FOR IMMEDIATE RELEASE
September 17, 2013
CONTACT: Dr. Mary Jane Lis
Eastern Equine Encephalitis Virus Found in Connecticut Horse
First case of the year; agency stresses importance of vaccinations
(Hartford, CONN.) Connecticut Agriculture Commissioner Steven K. Reviczky announced today the state’s first reported case of Eastern Equine Encephalitis (EEE) infection in a horse for 2013.
“I am sad to report that a two-year-old miniature horse from Griswold tested positive for the disease,” said Commissioner Reviczky. “This case underscores the importance of vaccinating horses to protect them from mosquito-transmitted diseases.”

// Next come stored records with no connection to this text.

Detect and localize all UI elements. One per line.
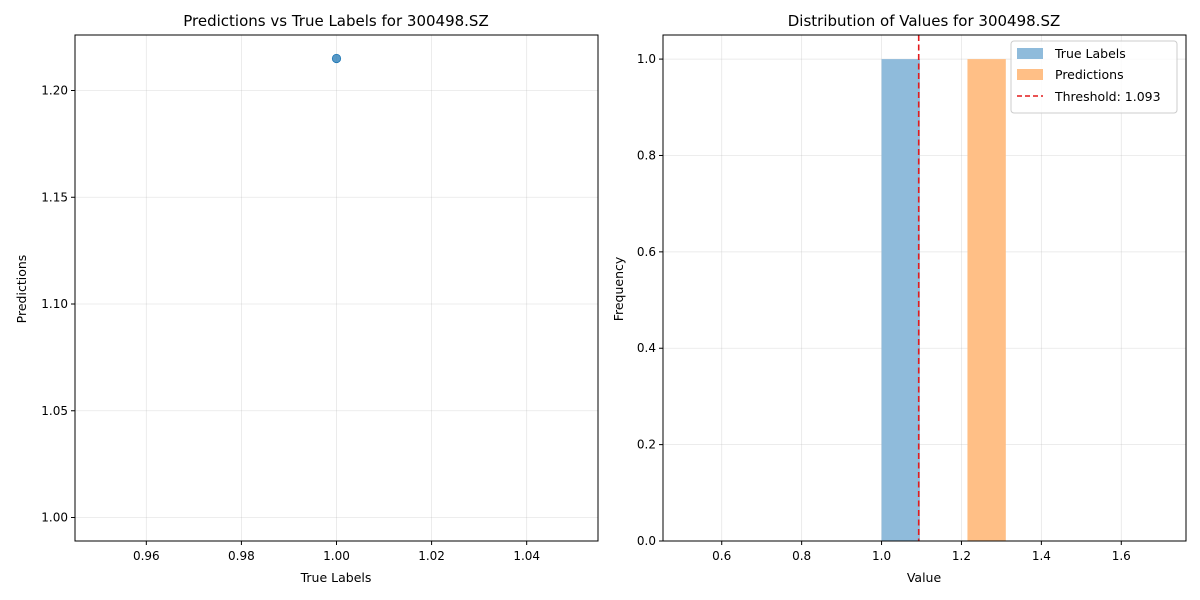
legend-swatch-true-labels [1017,48,1043,59]
histogram-x-tick-label: 1.0 [872,549,891,563]
histogram-grid [663,35,1186,542]
histogram-x-tick-label: 1.4 [1032,549,1051,563]
legend-label-predictions: Predictions [1055,67,1124,82]
scatter-y-tick-label: 1.00 [41,511,68,525]
histogram-title: Distribution of Values for 300498.SZ [788,12,1061,30]
histogram-y-tick-label: 0.6 [637,245,656,259]
histogram-panel: Distribution of Values for 300498.SZ 0.6… [611,12,1187,585]
scatter-x-tick-label: 0.98 [228,549,255,563]
histogram-x-tick-label: 1.2 [952,549,971,563]
histogram-bar-true-labels [881,59,920,541]
scatter-y-tick-label: 1.05 [41,404,68,418]
histogram-marks [881,35,1006,541]
scatter-y-tick-label: 1.10 [41,297,68,311]
histogram-frame [662,34,1187,542]
legend-label-threshold: Threshold: 1.093 [1054,89,1161,104]
scatter-y-tick-label: 1.15 [41,190,68,204]
legend-box [1010,40,1178,114]
histogram-x-label: Value [907,570,942,585]
histogram-x-tick-label: 0.8 [792,549,811,563]
scatter-title: Predictions vs True Labels for 300498.SZ [183,12,488,30]
scatter-x-label: True Labels [300,570,372,585]
histogram-legend: True Labels Predictions Threshold: 1.093 [1010,40,1178,114]
histogram-y-tick-label: 1.0 [637,52,656,66]
legend-label-true-labels: True Labels [1054,46,1126,61]
histogram-y-label: Frequency [611,256,626,321]
scatter-panel: Predictions vs True Labels for 300498.SZ… [14,12,599,585]
scatter-x-tick-label: 1.02 [418,549,445,563]
histogram-y-tick-label: 0.0 [637,534,656,548]
histogram-y-tick-label: 0.2 [637,438,656,452]
scatter-point [331,53,342,64]
scatter-x-tick-label: 1.04 [513,549,540,563]
histogram-x-tick-label: 1.6 [1112,549,1131,563]
scatter-y-ticks: 1.00 1.05 1.10 1.15 1.20 [41,84,75,525]
histogram-y-tick-label: 0.4 [637,341,656,355]
scatter-marks [331,53,342,64]
histogram-x-ticks: 0.6 0.8 1.0 1.2 1.4 1.6 [712,541,1131,563]
scatter-y-tick-label: 1.20 [41,84,68,98]
scatter-x-ticks: 0.96 0.98 1.00 1.02 1.04 [133,541,540,563]
scatter-x-tick-label: 1.00 [323,549,350,563]
legend-swatch-predictions [1017,69,1043,80]
scatter-y-label: Predictions [14,255,29,324]
histogram-y-ticks: 0.0 0.2 0.4 0.6 0.8 1.0 [637,52,663,548]
histogram-y-tick-label: 0.8 [637,148,656,162]
histogram-x-tick-label: 0.6 [712,549,731,563]
scatter-grid [75,35,598,541]
scatter-x-tick-label: 0.96 [133,549,160,563]
histogram-bar-predictions [967,59,1006,541]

According to agency officials, the horse’s owner noticed the animal was sick on September 8, 2013, appearing dull and having a poor appetite. The miniature horse developed a fever, became progressively more depressed and uncoordinated, and continued to deteriorate despite treatment. The attending veterinarian humanely euthanized the animal.

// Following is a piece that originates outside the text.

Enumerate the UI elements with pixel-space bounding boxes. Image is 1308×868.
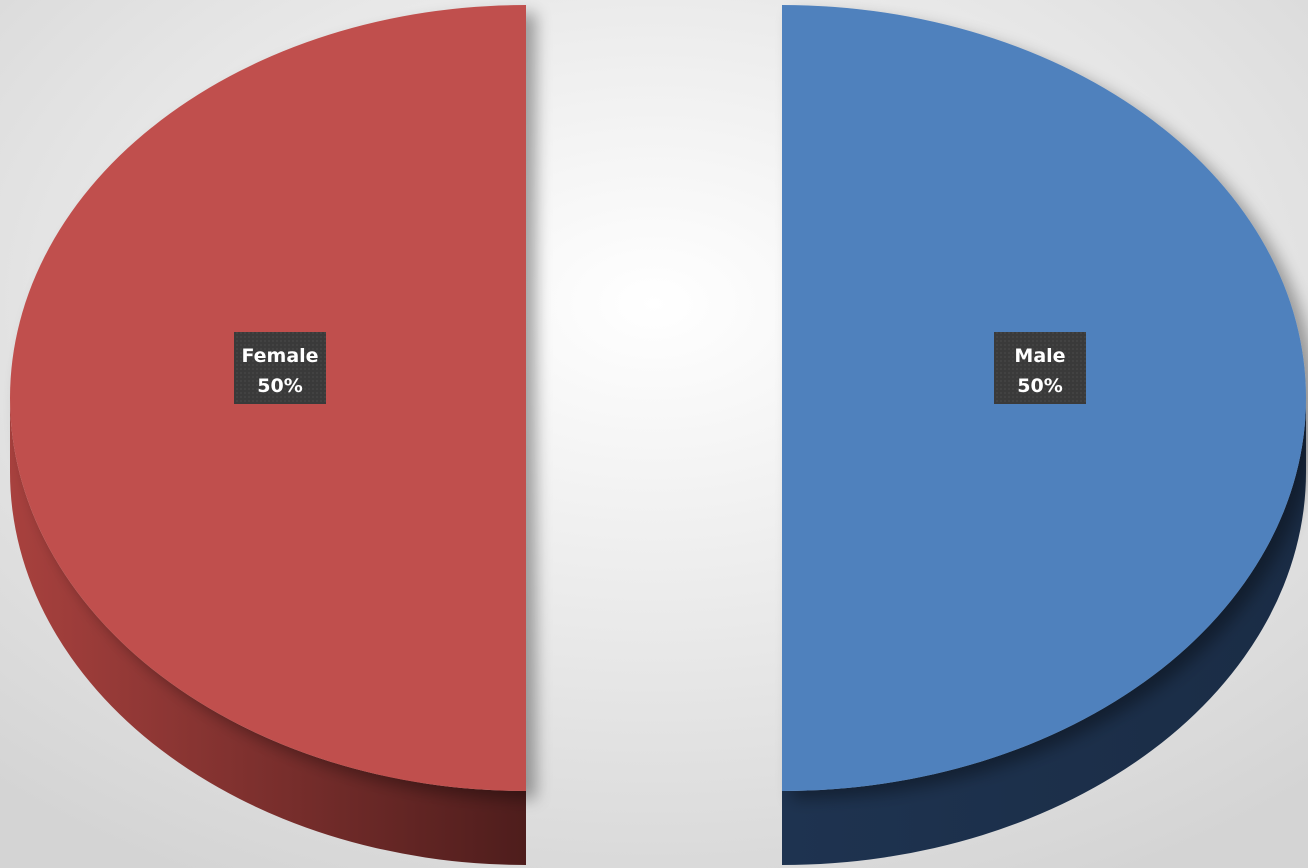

Diagnostic samples were collected at the Connecticut Veterinary Medical Diagnostic Laboratory at the University of Connecticut in Storrs and were submitted to the United States Department of Agriculture (USDA) National Veterinary Services Laboratories, where they tested positive for EEE.

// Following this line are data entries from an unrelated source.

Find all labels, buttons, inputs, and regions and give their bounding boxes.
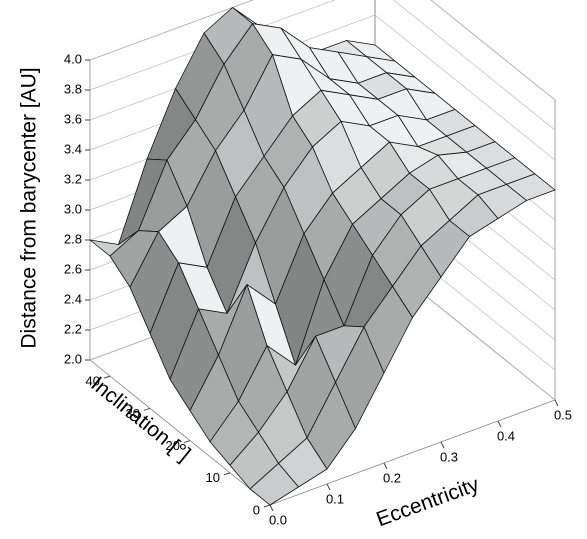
- x-tick-label: 0.4: [497, 428, 515, 443]
- z-tick-label: 2.0: [64, 351, 82, 366]
- z-tick-label: 2.4: [64, 291, 82, 306]
- y-tick-label: 0: [253, 502, 260, 517]
- y-tick: [103, 375, 111, 379]
- y-tick: [223, 472, 231, 476]
- x-tick-label: 0.5: [554, 407, 572, 422]
- z-axis-title: Distance from barycenter [AU]: [18, 67, 41, 348]
- z-tick-label: 3.4: [64, 141, 82, 156]
- x-tick: [554, 399, 559, 407]
- x-tick: [440, 441, 445, 449]
- z-tick-label: 3.6: [64, 111, 82, 126]
- grid-line: [89, 0, 556, 131]
- z-tick-label: 3.0: [64, 201, 82, 216]
- surface: [89, 7, 556, 506]
- z-tick-label: 3.2: [64, 171, 82, 186]
- y-tick-label: 30: [126, 406, 140, 421]
- x-tick-label: 0.0: [269, 512, 287, 527]
- z-tick-label: 2.8: [64, 231, 82, 246]
- z-tick-label: 2.6: [64, 261, 82, 276]
- y-tick-label: 40: [86, 374, 100, 389]
- z-tick-label: 3.8: [64, 81, 82, 96]
- x-tick: [383, 462, 388, 470]
- y-tick: [143, 407, 151, 411]
- y-tick-label: 10: [206, 470, 220, 485]
- grid-line: [89, 0, 556, 101]
- x-tick: [497, 420, 502, 428]
- x-tick: [269, 504, 274, 512]
- x-tick-label: 0.1: [326, 491, 344, 506]
- x-tick-label: 0.3: [440, 449, 458, 464]
- surface-cell: [249, 462, 299, 506]
- x-tick-label: 0.2: [383, 470, 401, 485]
- y-tick-label: 20: [166, 438, 180, 453]
- y-tick: [263, 504, 271, 508]
- z-tick-label: 4.0: [64, 51, 82, 66]
- y-tick: [183, 440, 191, 444]
- z-tick-label: 2.2: [64, 321, 82, 336]
- x-tick: [326, 483, 331, 491]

The miniature horse had no documented history of EEE or West Nile Virus (WNV) vaccinations and had not traveled recently. Positive EEE mosquitoes have been reported by the Connecticut Mosquito Management Program (www.ct.gov/mosquito
) in the area several times since July.
“Horse owners should review vaccination records with their veterinarians to ensure that EEE and WNV vaccinations are current and to take precautions against mosquito bites, especially when residing in areas with known infected mosquitoes” said Dr. Mary Jane Lis, State Veterinarian for the Connecticut Department of Agriculture. The mortality rate of EEE infected horses showing clinical signs is 75-90%. Surviving horses have a high incidence of residual neurologic deficits.
Neurological diseases of domestic animals, such as EEE and WNV, are reportable to the State Veterinarian. As of September 10, 2013, officials in 16 states have reported 123 EEE cases involving horses.